Wichtige Rollen im Film nehmen, wie in Arendts Leben, neben ihrem Mann Heinrich Blücher ihre Freundin Mary McCarthy (Janet McTeer), ihre Freundin und Assistentin Lotte Köhler (Julia Jentsch), Hans Jonas und seine Frau Lore (Sascha Ley) sowie Kurt Blumenfeld ein. Arendts Vorliebe Gesellschaften zu geben wird ebenso deutlich, wie ein Einblick davon gewonnen wird, wer zum „tribe“ genannten Freundeskreis gehörte. Die Darstellerinnen und Darsteller wirken in ihren Rollen überzeugend. Julia Jentsch, die hervorragend spielt, wirkt leider etwas zu sehr wie aus dem 21. Jahrhundert. Dies unterstreicht jedoch, dass Lotte Köhler 14 Jahre jünger war als Hannah Arendt, und das jüngste Mitglied des „tribe“. Barbara Sukowa wirkt jünger als Hannah Arendt im Interview mit Günther Gaus, das 1963 aufgezeichnet wurde. Regisseurin und Schauspielerin wollten jedoch auch keine „Impersonation“ Arendts, damit sich die Zuschauenden auf ihre Gedanken konzentrieren könnten (vgl. Wiebel 2013, 178). Ulrich Noethen und Axel Milberg erinnern die Zuschauenden an das (Vor)-Abendfernsehprogramm, was jedoch häufig bei der Besetzung von Rollen mit bekannten Schauspielerinnen und Schauspielern vorkommt.

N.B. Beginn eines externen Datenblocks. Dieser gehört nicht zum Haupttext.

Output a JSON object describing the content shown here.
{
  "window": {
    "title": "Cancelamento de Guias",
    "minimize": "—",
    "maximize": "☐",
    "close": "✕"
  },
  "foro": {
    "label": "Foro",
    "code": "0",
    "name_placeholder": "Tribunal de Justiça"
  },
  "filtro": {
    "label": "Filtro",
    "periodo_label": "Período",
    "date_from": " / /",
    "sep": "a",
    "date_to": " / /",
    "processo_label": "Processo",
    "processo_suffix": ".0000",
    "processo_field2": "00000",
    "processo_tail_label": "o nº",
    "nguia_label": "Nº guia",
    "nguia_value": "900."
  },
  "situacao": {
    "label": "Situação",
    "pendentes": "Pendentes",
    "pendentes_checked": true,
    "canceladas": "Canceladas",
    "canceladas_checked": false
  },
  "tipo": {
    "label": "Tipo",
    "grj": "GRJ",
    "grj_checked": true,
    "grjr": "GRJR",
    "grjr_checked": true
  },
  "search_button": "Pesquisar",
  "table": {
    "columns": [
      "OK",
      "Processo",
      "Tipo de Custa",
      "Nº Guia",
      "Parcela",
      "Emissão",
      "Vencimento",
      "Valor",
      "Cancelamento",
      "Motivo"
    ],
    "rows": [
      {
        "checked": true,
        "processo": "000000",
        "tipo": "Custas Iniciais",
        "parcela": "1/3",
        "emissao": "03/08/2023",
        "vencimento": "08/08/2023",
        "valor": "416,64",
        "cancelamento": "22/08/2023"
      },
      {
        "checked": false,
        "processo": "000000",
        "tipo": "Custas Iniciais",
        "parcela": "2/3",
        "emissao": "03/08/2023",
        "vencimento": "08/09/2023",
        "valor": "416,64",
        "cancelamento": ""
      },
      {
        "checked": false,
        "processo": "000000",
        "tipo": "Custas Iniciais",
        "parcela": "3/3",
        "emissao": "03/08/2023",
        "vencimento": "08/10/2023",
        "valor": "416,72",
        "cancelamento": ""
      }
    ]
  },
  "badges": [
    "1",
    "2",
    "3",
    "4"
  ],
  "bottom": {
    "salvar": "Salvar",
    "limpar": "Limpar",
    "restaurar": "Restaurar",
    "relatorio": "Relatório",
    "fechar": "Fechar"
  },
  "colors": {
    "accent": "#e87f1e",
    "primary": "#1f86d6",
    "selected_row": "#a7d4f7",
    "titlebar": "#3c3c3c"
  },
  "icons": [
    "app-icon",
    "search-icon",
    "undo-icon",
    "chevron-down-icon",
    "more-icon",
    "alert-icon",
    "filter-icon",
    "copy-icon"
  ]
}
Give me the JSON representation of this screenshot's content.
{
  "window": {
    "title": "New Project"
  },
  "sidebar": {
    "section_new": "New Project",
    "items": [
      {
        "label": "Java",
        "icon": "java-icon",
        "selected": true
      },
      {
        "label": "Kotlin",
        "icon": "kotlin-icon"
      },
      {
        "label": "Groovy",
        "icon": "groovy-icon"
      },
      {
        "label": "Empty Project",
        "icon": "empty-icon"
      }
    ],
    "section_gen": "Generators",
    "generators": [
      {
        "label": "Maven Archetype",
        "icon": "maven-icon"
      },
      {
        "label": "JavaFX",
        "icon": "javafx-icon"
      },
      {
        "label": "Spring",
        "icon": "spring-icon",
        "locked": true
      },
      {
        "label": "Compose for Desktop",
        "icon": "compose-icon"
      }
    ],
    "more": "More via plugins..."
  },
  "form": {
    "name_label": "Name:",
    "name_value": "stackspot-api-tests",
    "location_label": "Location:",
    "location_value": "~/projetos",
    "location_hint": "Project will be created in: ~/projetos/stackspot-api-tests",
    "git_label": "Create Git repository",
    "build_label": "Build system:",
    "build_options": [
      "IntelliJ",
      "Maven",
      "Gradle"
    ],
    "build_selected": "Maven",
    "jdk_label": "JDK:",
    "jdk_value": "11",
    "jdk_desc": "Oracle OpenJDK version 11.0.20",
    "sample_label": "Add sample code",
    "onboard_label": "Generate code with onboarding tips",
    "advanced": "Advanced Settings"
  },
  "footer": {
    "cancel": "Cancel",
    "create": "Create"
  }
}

Der Untertitel des Films Ihr Denken veränderte die Welt erscheint übertrieben. Arendts Denken hat sicherlich viele Wissenschaftlerinnen und Wissenschaftler beeinflusst und das Diktum von der Banalität des Bösen ist – wenn auch oft missverstanden und von manchen Zeitungen inflationär zitiert – bis heute ein wichtiger philosophischer Beitrag zur Diskussion um das (radikal) Böse. Allerdings wird im Film nicht deutlich, inwiefern Arendts Denken, trotz der gezeigten Spannweite und Wirkung, die ihr Bericht vom Eichmann-Prozess hatte, die Welt veränderte. „Hannah Arendts Eichmann in Jerusalem. Ein Bericht verärgerte die Welt“ wäre ein zutreffenderer Titel gewesen, wenn auch nicht so eingängig. Zuschauerinnen und Zuschauern, die wenig über Hannah Arendts Philosophie und ihr Leben wissen, mag es schwer fallen, die Zusammenhänge zu verstehen. Hans Jonas‘ freiwillige Meldung zur jüdischen Brigade im zweiten Weltkrieg wird beispielsweise nebenbei erwähnt, als Detail in seiner Bedeutung jedoch nicht weiter erläutert. In Bezug auf die Kontroverse wird hauptsächlich Arendts Standpunkt dargestellt, was bedauernswert ist, angesichts des Diskussionspotentials, das der Begriff von der Banalität des Bösen bietet, und angesichts der Forschungserkenntnisse, die mittlerweile über Eichmann bekannt sind (vgl. hierzu z.B. den Aufsatz von Bettina Stangneth „Eichmann nach Jerusalem“ in Wiebel 2013). Vor deren Hintergrund stellt sich die Frage, ob Arendts Analyse von der Gedankenlosigkeit standhält.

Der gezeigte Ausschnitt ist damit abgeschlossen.